Despite a huge leap in performance of face recognition systems in recent years, some cases remain challenging for them while being trivial for humans. This is because a human brain is exploiting much more information than the face appearance to identify a person. In this work, we aim at capturing the social context of unlabeled observed faces in order to improve face retrieval. In particular, we propose a framework that substantially improves face retrieval by exploiting the faces occurring simultaneously in a query's context to infer a multi-dimensional social context descriptor. Combining this compact structural descriptor with the individual visual face features in a common feature vector considerably increases the correct face retrieval rate and allows to disambiguate a large proportion of query results of different persons that are barely distinguishable visually. To evaluate our framework, we also introduce a new large dataset of faces of French TV personalities organised in TV shows in order to capture the co-occurrence relations between people. On this dataset, our framework is able to improve the mean Average Precision over a set of internal queries from 67.93% (using only facial features extracted with a state-of-the-art pre-trained model) to 78.16% (using both facial features and faces co-occurrences), and from 67.88% to 77.36% over a set of external queries.
人脸图像检索中共现现象的无监督学习
尽管近年来人脸识别系统的性能有了巨大的飞跃,但有些情况对它们来说仍然具有挑战性,而对人类来说则微不足道。
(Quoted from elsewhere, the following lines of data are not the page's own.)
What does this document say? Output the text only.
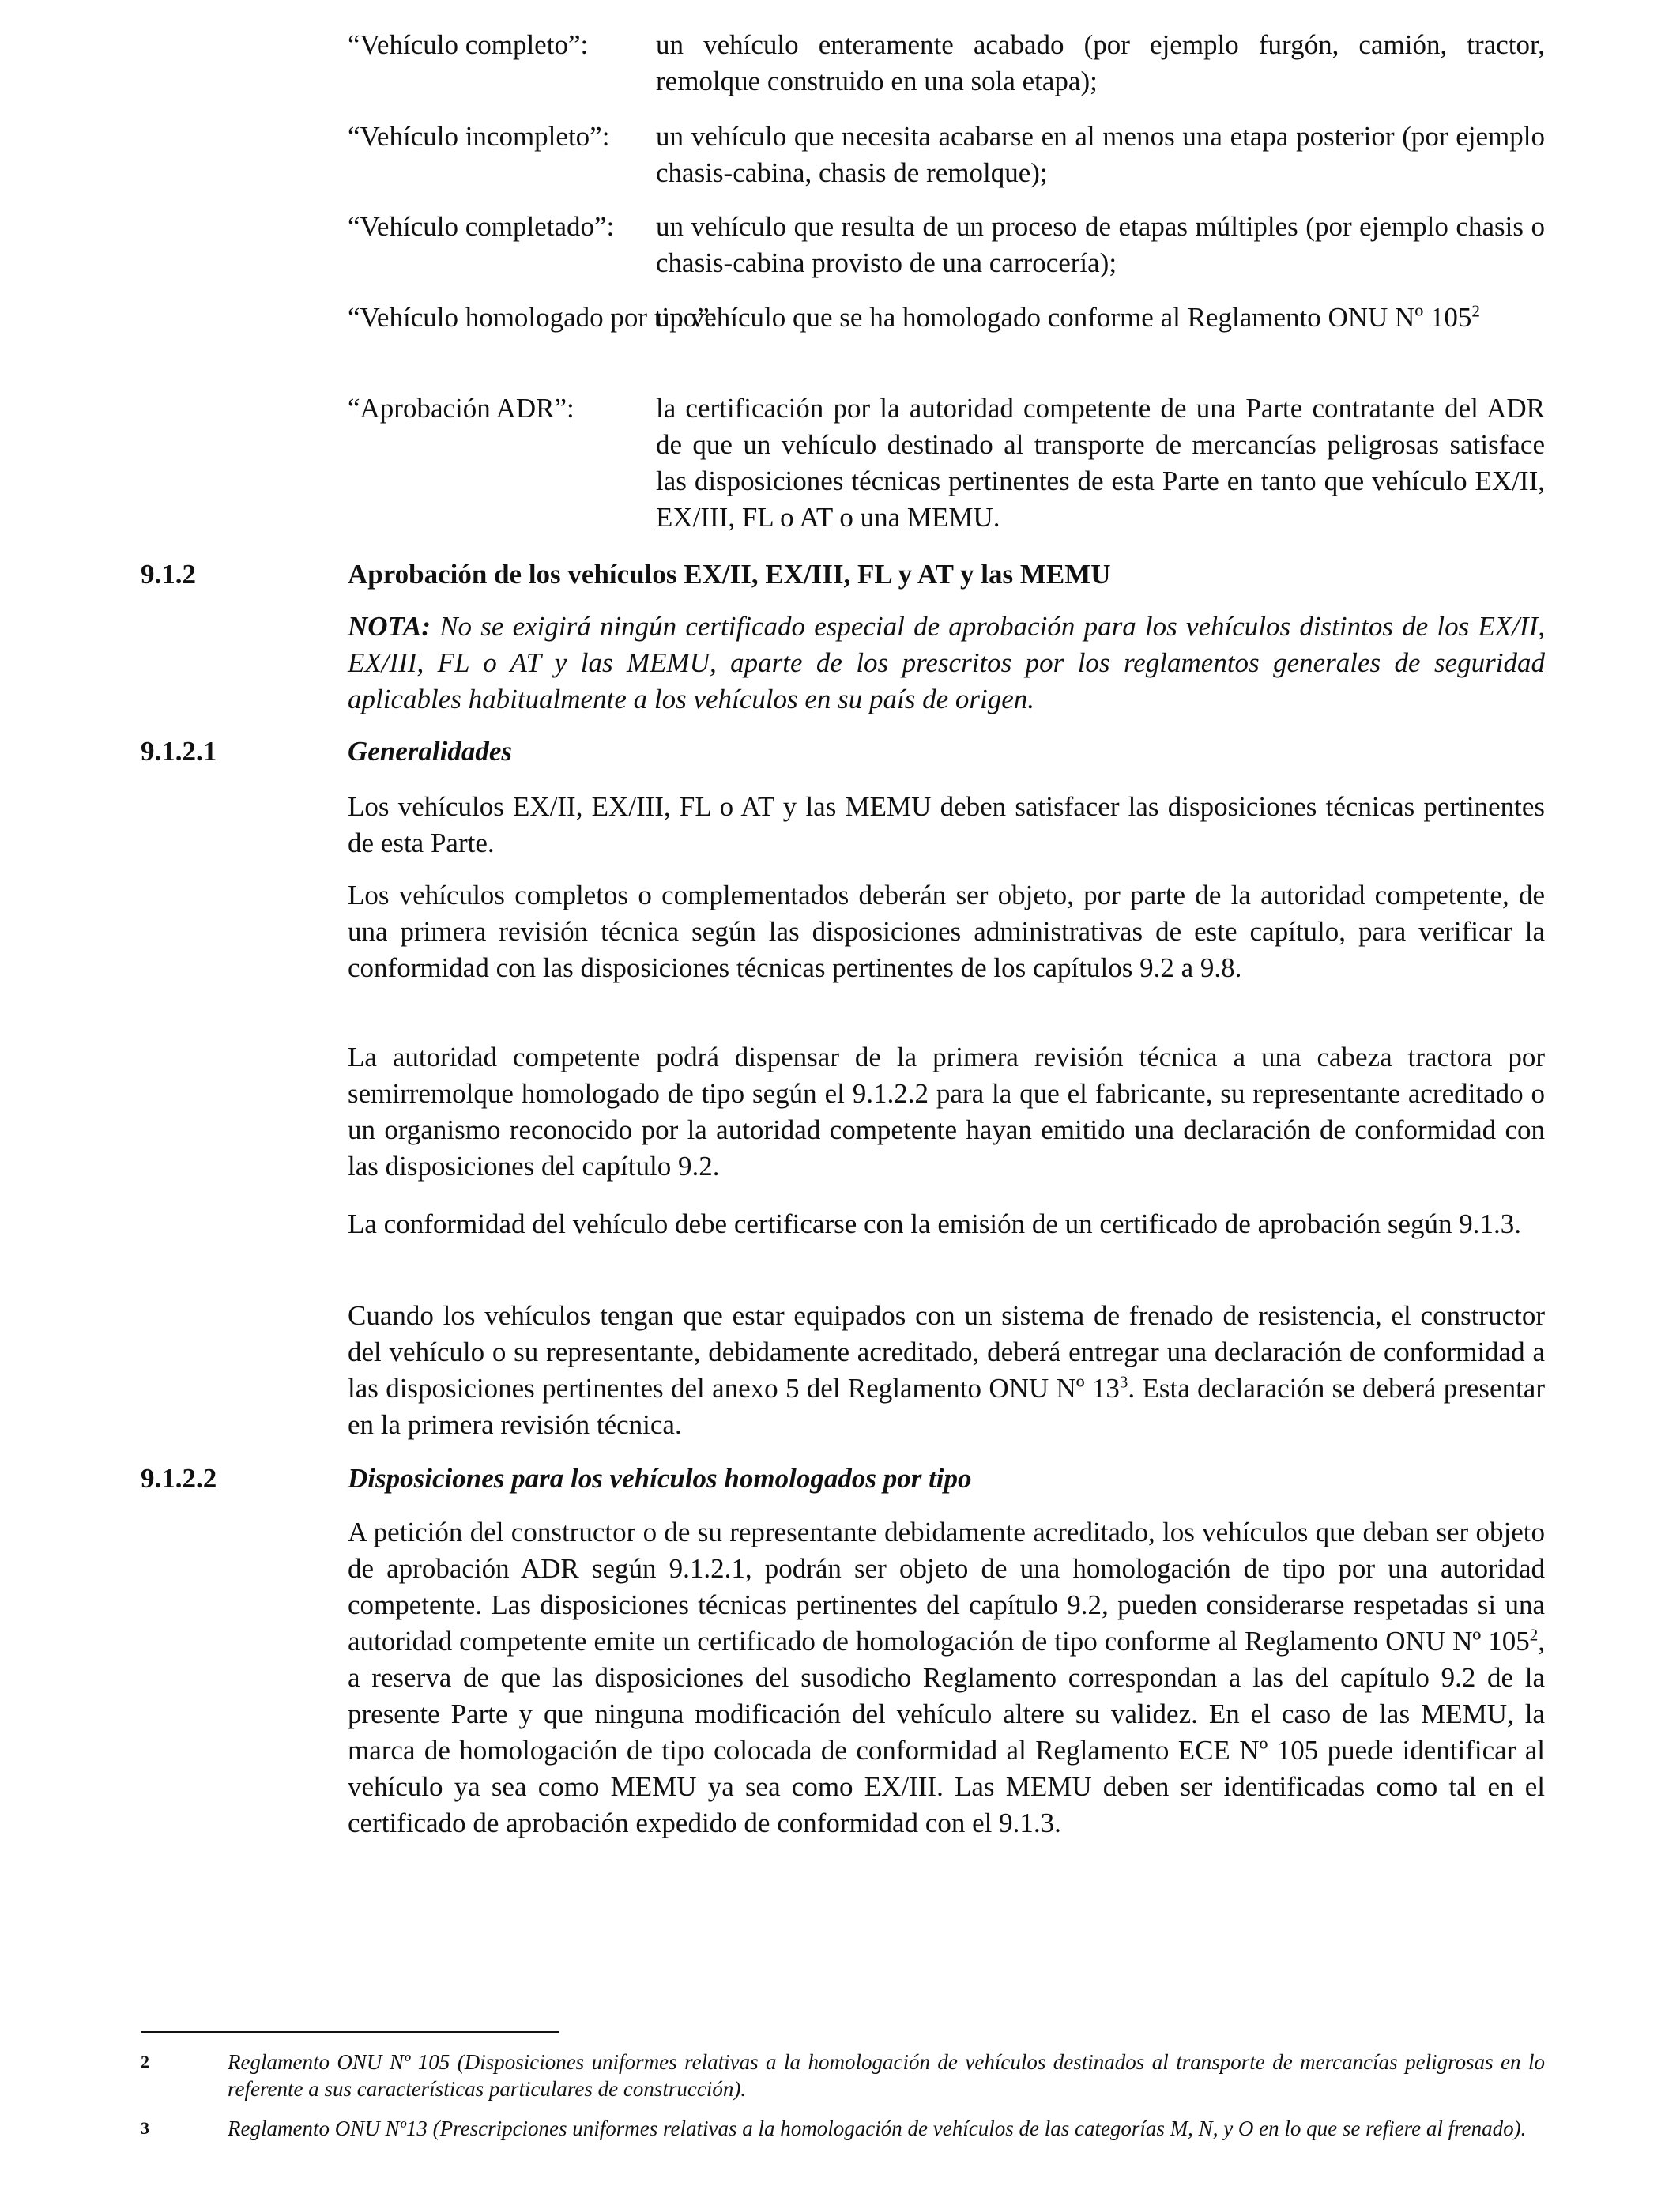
“Vehículo completo”: un vehículo enteramente acabado (por ejemplo furgón, camión, tractor, remolque construido en una sola etapa);
“Vehículo incompleto”: un vehículo que necesita acabarse en al menos una etapa posterior (por ejemplo chasis-cabina, chasis de remolque);
“Vehículo completado”: un vehículo que resulta de un proceso de etapas múltiples (por ejemplo chasis o chasis-cabina provisto de una carrocería);
“Vehículo homologado por tipo”:
un vehículo que se ha homologado conforme al Reglamento ONU Nº $105^2$
“Aprobación ADR”:	la certificación por la autoridad competente de una Parte contratante del ADR de que un vehículo destinado al transporte de mercancías peligrosas satisface las disposiciones técnicas pertinentes de esta Parte en tanto que vehículo EX/II, EX/III, FL o AT o una MEMU.
9.1.2	Aprobación de los vehículos EX/II, EX/III, FL y AT y las MEMU
NOTA: No se exigirá ningún certificado especial de aprobación para los vehículos distintos de los EX/II, EX/III, FL o AT y las MEMU, aparte de los prescritos por los reglamentos generales de seguridad aplicables habitualmente a los vehículos en su país de origen.
9.1.2.1	Generalidades
Los vehículos EX/II, EX/III, FL o AT y las MEMU deben satisfacer las disposiciones técnicas pertinentes de esta Parte.
Los vehículos completos o complementados deberán ser objeto, por parte de la autoridad competente, de una primera revisión técnica según las disposiciones administrativas de este capítulo, para verificar la conformidad con las disposiciones técnicas pertinentes de los capítulos 9.2 a 9.8.
La autoridad competente podrá dispensar de la primera revisión técnica a una cabeza tractora por semirremolque homologado de tipo según el 9.1.2.2 para la que el fabricante, su representante acreditado o un organismo reconocido por la autoridad competente hayan emitido una declaración de conformidad con las disposiciones del capítulo 9.2.
La conformidad del vehículo debe certificarse con la emisión de un certificado de aprobación según 9.1.3.
Cuando los vehículos tengan que estar equipados con un sistema de frenado de resistencia, el constructor del vehículo o su representante, debidamente acreditado, deberá entregar una declaración de conformidad a las disposiciones pertinentes del anexo 5 del Reglamento ONU Nº $13^3$. Esta declaración se deberá presentar en la primera revisión técnica.
9.1.2.2	Disposiciones para los vehículos homologados por tipo
A petición del constructor o de su representante debidamente acreditado, los vehículos que deban ser objeto de aprobación ADR según 9.1.2.1, podrán ser objeto de una homologación de tipo por una autoridad competente. Las disposiciones técnicas pertinentes del capítulo 9.2, pueden considerarse respetadas si una autoridad competente emite un certificado de homologación de tipo conforme al Reglamento ONU Nº $105^2$, a reserva de que las disposiciones del susodicho Reglamento correspondan a las del capítulo 9.2 de la presente Parte y que ninguna modificación del vehículo altere su validez. En el caso de las MEMU, la marca de homologación de tipo colocada de conformidad al Reglamento ECE Nº 105 puede identificar al vehículo ya sea como MEMU ya sea como EX/III. Las MEMU deben ser identificadas como tal en el certificado de aprobación expedido de conformidad con el 9.1.3.
2	Reglamento ONU Nº 105 (Disposiciones uniformes relativas a la homologación de vehículos destinados al transporte de mercancías peligrosas en lo referente a sus características particulares de construcción).
3	Reglamento ONU Nº13 (Prescripciones uniformes relativas a la homologación de vehículos de las categorías M, N, y O en lo que se refiere al frenado).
这是因为人脑在识别一个人时,利用的信息比面部表情多得多。在这项工作中,我们的目标是捕捉未标记的观察面孔的社会背景,以提高人脸检索。特别是,我们提出了一个框架,该框架通过利用在查询上下文中同时出现的面孔来推断多维社会上下文描述符,从而大大改进了人脸检索。将这种紧凑的结构描述符与公共特征向量中的单个视觉人脸特征相结合,大大提高了正确的人脸检索率,并允许消除大部分视觉上难以区分的不同人的查询结果的歧义。为了评估我们的框架,我们还引入了一个新的大型数据集,其中包括在电视节目中组织的法国电视名人的面孔,以捕捉人与人之间的共现关系。在这个数据集上,我们的框架能够将一组内部查询的平均平均精度从67.93%(仅使用最先进的预训练模型提取的面部特征)提高到78.16%(同时使用面部特征和面部共同出现),以及从67.88%提高到77.36%在一组外部查询。
本文章由计算机程序翻译,如有差异,请以英文原文为准。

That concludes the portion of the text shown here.